12 Though one may be overpowered by another, two can withstand him.
And a threefold cord is not quickly broken.

“If they would rather die,” said Scrooge, “they had better do it, and decrease the surplus population.” There is something considerably more stinging about Ebenezer’s words than a simple refusing to be charitable. In stave three of A Christmas Carol, he gets to see that in his clerk’s frail son, Tiny Tim Cratchit. As the Ghost of Christmas Present reminds him of what he said to the gentlemen seeking a donation to help the poor, he now has a face. A face of a young boy soon to succumb to a preventable death. The Ghost scoffs it’s like hearing “the Insect on the leaf pronouncing on the too much life among his hungry brothers in the dust!”

In the above passage, we see the value of family, friendship, and community. These words remind us that God declared it was not good for man to be alone (Genesis 2:18). Other beautiful friendships in the Bible, such as David and Jonathan; Ruth and Naomi; Shadrach, Meshach, and Abed-Nego; Paul and Timothy (and Barnabas, and Silas, etc.). Just as these needed each other, we need others in our lives as well. For friendship, for holding each other accountable as we grow in our faith in Christ, for strength as we are witnesses for Jesus in this depraved world, and for so much more. For Scrooge, the Ghost reminds him of the people in his life who can support him and he them; his nephew Fred and wife, Bob Cratchit and his family, and others (some worse off and some better off).

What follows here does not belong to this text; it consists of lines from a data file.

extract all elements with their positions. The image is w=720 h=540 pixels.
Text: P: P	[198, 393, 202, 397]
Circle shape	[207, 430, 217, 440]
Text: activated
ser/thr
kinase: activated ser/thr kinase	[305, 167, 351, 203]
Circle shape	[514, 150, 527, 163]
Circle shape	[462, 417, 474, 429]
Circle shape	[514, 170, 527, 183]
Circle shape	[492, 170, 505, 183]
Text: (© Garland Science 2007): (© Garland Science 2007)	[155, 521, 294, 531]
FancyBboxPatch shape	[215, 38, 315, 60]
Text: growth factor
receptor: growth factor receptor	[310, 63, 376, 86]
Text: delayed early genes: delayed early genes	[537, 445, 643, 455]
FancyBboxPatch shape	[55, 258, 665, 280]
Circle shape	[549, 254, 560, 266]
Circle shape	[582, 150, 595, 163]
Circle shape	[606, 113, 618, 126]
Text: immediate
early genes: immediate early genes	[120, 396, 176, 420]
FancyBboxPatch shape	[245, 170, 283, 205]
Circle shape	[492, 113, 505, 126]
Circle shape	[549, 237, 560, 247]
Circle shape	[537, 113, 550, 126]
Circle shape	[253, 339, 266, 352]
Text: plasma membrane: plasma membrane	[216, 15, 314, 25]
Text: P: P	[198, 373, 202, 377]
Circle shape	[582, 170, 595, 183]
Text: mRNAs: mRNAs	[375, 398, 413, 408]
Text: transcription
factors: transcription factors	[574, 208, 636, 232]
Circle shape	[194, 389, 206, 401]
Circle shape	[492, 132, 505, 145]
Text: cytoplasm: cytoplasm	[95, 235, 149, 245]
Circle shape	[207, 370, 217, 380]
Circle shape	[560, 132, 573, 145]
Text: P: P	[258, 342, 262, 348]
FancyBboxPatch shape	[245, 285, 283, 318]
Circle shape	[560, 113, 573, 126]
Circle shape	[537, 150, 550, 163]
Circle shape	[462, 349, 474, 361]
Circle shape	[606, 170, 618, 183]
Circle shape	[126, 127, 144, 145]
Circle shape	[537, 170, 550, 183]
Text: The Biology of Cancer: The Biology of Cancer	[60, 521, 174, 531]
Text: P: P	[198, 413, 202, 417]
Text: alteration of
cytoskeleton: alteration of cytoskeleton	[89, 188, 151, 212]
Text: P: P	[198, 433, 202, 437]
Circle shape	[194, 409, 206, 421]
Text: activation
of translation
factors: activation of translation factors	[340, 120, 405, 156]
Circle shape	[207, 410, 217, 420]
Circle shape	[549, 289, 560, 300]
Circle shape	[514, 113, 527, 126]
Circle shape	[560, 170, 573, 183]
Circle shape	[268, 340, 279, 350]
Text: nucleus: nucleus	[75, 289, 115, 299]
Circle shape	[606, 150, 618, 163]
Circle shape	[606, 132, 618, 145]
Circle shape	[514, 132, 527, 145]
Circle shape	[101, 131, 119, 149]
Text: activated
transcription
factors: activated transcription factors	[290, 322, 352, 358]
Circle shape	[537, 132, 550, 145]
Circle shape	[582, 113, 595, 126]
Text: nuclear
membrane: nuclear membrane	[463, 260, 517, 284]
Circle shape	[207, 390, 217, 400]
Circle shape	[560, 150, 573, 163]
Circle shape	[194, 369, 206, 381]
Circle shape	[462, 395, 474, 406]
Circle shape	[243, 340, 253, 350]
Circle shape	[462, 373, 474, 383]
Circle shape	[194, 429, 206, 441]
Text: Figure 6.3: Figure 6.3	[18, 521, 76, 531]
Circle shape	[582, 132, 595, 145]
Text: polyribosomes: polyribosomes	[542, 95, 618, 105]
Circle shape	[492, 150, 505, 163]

Let us think like Fred does, when he sees the Christmas season as the only time “when men and women seem by one consent to open their shut-up hearts freely, and to think of people below them as if they really were fellow-passengers to the grave, and not another race of creatures bound on other journeys.” (Let this be every day!) This is one of many reasons why we need to be gathering with like-minded believers as often as possible to study the Scriptures, worship, pray, and encourage one another. Together, let us strive to follow our True Shepherd. When we do that, as King David said, we “shall not want” (Ps. 23:1)!

In Christ Alone,

Dan


Quotes from – Dickens, Charles. A Christmas Carol: The Original 1843 Edition (Charles Dickens Classics) (p. 12, 57, 9). Global Publishers. Kindle Edition.